Ingredientes (4 personas):

6 Carrilleras de rape.
24 langostinos.
1Kg Berberechos.
1 Pimiento rojo.
1 Pimiento verde.
1 Cebolla tierna grande.
Cilantro.
2 huevos cocidos.
4 hojas de laurel.
Sal (opcional).
¼ vaso de aceite de oliva virgen extra (aove).
½ vaso de vinagre de manzana.
¼ vaso de vino blanco + ¼ vaso de vino blanco



Elaboración:
Ponemos los huevos a cocer desde agua fría y cuando empiece el agua a hervir los tenemos no menos de 10 minutos ni más de 12 ( de esta forma conseguimos que la yema quede perfectamente amarilla y no le salga ese cerco oscuro)y una vez cocidos los pasamos inmediatamente a agua fría (para cortar la cocción).
Ponemos agua con sal y una hoja de laurel y cuando comience a hervir cocemos un par de minutos las carrilleras de rape, enseguida estarán. Escurrimos y dejamos enfriar.
Lavamos los berberechos en abundante agua salada para que suelten toda la arena posible y los dejamos en un escurridor.
Ponemos una cazuela con ¼ vaso de vino blanco y 2 hojas de laurel al fuego, cuando rompa el hervor vertemos los berberechos, tapamos la cazuela y dejamos que se abran al vapor. En 4 ó 5 minutos estarán listos.
Si los langostinos son frescos:
Preparamos un bol con agua y unos hielos.
Ponemos agua en una cazuela con una hoja de laurel y un chorrito de vinagre y cuando rompe el hervor añadimos los langostinos, cuando vuelve a hervir el agua retiramos los langostinos y los pasamos al bol con agua y hielos. Los sacamos y reservamos.

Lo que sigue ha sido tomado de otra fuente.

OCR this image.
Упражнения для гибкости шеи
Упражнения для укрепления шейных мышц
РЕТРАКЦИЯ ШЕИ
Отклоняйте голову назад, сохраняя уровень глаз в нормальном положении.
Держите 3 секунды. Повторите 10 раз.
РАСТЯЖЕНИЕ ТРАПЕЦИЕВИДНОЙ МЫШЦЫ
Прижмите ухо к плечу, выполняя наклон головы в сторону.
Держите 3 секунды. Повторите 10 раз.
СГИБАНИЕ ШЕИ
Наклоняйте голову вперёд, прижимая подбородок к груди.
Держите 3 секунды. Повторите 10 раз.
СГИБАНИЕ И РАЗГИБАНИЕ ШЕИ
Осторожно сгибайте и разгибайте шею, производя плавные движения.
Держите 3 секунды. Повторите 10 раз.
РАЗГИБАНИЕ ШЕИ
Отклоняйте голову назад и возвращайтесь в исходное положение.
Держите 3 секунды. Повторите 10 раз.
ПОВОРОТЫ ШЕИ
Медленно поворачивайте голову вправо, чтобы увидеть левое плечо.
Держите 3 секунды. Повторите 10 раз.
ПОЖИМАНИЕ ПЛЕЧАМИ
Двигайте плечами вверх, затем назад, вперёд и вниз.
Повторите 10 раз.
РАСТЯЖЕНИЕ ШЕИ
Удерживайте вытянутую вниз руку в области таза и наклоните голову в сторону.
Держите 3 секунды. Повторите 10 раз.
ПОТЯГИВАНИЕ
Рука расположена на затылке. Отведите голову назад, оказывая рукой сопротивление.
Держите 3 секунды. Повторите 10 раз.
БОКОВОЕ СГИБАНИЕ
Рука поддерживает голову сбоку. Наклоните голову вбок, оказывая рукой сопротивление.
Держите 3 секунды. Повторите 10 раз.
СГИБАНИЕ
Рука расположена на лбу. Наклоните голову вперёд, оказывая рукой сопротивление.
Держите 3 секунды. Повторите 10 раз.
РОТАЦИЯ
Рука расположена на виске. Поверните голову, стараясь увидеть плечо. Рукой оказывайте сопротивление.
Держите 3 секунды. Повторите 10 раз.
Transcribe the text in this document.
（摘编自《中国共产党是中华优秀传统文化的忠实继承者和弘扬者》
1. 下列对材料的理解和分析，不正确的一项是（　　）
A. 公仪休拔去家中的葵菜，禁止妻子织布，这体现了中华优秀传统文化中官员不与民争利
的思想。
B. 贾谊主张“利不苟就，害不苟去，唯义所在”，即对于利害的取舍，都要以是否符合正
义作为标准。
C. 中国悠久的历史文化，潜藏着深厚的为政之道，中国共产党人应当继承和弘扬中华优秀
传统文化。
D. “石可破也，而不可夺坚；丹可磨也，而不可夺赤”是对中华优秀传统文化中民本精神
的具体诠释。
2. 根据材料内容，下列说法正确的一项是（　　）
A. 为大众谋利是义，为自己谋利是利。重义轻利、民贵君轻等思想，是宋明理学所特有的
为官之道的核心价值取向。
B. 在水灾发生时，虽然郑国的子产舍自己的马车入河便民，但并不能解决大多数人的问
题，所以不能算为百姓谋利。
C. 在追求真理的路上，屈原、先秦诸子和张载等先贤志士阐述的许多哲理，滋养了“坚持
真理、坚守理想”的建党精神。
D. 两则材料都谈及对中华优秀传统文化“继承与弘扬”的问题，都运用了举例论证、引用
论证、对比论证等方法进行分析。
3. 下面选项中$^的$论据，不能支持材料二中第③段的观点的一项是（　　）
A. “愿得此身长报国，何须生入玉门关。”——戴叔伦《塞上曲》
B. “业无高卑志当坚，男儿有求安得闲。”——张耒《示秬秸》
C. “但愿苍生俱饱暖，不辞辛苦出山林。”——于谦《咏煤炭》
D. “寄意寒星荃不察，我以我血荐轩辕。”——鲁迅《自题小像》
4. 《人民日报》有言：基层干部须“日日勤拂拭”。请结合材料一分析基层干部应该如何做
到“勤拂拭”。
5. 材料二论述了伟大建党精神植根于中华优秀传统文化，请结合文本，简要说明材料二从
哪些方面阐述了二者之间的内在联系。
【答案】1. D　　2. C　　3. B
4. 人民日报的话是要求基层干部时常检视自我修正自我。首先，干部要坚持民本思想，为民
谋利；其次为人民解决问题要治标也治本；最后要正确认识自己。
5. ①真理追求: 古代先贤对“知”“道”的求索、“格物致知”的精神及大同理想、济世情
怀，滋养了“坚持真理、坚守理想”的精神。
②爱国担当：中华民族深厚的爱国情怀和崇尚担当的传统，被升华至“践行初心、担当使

Picamos los pimientos y la cebolla en cuadraditos pequeños  y lo ponemos en una ensaladera y añadimos el rape desmenuzado “groseramente” (que se note), los berberechos y los langostinos pelados. Añadimos el cilantro picadito,   ½ vaso de vinagre, ¼ vaso de vino blanco, ¼ vaso de aove, sal y pimienta al gusto y removemos todo bien. Finalmente rallamos los huevos cocidos por encima (con el huevo rallado conseguimos que la salsa “espese” un poco y se suavice. Mezclamos todo y servimos.